Oh, what to wear? You’ve been told the best part of voiceover recording is that it doesn’t matter what you wear. You’re not on camera. A-list clients are notorious for rolling out of bed for a session looking like… let’s just say there were no cameras allowed. But there’s one consequence of clothing choice that matters for your recording session. It’s all about the sound.

Clothing and Accessories

Lose noisy clothing and accessories. Does anything you’re wearing create sound with subtle movement? That leather jacket? That high collar? What about your bling? A noisy necklace? Dangling earrings? If you’re going to be hooked up with a lav microphone, perhaps a less crisp, “less starchy” shirt would be better. Lots of layers tend to encourage movement from voiceover actors. A single comfortable shirt will do. Control your hair and hair accessories. Talent who are used to the occasional hair toss to the camera tend to continue this habit off camera. Stop. It makes noise… and we don’t care what you look like. We only care how you sound in the booth.

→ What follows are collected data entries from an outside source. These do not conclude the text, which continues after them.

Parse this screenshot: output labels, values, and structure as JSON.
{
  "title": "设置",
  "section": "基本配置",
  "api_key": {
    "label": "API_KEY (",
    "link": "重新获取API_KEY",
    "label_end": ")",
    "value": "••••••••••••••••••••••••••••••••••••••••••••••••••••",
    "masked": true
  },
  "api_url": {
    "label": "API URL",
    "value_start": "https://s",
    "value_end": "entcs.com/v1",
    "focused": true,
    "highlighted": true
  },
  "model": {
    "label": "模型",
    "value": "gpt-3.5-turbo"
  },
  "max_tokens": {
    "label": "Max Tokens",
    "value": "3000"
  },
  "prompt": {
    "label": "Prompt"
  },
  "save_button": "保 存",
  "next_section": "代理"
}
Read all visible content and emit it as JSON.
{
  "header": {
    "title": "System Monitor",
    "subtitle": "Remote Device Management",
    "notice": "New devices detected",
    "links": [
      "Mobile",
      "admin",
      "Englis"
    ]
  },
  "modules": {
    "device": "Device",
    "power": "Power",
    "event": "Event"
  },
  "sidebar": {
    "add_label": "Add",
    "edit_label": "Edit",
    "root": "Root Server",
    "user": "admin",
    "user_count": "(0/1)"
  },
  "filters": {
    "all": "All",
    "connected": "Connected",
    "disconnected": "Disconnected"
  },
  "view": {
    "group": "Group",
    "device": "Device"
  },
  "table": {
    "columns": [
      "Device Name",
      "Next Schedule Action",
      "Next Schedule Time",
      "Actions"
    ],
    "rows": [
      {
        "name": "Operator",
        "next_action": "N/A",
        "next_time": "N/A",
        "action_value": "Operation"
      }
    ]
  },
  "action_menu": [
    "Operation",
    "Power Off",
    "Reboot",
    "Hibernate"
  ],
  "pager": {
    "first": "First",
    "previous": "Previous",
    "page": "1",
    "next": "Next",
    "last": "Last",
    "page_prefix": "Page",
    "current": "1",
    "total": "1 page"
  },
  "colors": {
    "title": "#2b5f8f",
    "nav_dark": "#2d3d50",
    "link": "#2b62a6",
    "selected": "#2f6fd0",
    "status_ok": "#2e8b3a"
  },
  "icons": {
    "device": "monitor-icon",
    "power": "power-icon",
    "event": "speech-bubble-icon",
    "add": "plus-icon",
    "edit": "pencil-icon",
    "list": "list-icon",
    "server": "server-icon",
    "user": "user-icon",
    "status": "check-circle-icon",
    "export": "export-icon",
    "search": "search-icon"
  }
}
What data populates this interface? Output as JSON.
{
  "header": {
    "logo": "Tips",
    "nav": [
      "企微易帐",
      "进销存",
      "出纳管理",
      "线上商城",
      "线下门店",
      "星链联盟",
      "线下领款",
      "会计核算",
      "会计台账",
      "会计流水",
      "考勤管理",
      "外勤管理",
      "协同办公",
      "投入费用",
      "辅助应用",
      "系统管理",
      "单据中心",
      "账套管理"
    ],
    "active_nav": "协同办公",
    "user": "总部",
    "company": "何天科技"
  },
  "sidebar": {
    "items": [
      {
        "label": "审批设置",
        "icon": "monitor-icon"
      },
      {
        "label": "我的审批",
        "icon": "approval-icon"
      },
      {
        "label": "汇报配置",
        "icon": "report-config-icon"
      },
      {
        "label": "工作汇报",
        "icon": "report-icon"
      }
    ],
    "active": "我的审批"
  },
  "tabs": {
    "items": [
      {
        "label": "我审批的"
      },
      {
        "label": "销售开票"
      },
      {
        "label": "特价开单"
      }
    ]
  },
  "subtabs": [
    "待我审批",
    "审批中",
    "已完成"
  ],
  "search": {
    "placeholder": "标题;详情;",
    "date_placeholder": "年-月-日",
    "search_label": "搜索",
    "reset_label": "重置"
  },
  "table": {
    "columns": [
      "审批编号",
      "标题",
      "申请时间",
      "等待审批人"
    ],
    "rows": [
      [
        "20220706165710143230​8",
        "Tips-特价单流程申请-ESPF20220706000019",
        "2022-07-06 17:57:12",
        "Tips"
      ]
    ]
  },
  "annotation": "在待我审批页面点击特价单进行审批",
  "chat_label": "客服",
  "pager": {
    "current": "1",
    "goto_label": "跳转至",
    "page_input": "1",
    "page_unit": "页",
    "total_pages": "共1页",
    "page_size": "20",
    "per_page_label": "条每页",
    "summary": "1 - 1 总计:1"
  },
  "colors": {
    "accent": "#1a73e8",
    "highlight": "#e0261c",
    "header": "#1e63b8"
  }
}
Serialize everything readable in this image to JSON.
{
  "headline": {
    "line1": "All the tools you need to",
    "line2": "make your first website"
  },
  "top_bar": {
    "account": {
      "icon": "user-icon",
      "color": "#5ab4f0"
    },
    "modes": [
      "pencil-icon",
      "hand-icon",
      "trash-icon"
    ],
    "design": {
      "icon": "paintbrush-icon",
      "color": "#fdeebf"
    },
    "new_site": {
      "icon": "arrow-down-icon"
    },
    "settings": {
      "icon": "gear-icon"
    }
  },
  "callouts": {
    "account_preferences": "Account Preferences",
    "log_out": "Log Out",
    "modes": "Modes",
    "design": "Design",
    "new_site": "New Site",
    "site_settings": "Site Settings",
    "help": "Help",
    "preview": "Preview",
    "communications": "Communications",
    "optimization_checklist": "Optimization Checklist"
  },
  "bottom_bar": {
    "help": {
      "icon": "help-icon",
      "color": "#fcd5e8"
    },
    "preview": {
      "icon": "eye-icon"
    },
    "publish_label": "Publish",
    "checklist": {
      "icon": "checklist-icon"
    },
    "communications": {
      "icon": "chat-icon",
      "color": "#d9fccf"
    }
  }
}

Dress for Weather… and the Booth

Dress for the weather outside.   But make sure you get comfortable for your session… before your session starts. Don’t wait for the recording engineer to pester you about any unwanted sound created by clothing or movement.

Pro Voiceover Talent at Behind the Scenes

Enjoy this clip from Movieclips of B Roll from The Lego Movie featuring voiceover from Will Farrel, Nick Offerman, and more. Nick and Will are both wearing a tee shirt. Will’s wearing a watch with a strap that doesn’t “clink”.  Notice how voice talent get into character while being mindful of staying on mic. Be aware that large diaphragm, hi-end studio condenser microphones are sometimes recorded with a tighter polar patter than a shotgun mic, like a Sennheiser 416. Work the mic within reason when shouting. Otherwise, stay in the pocket without limiting your creative delivery.

Cheers to your voice.  We hope to see you in the booth… and only hear your voice.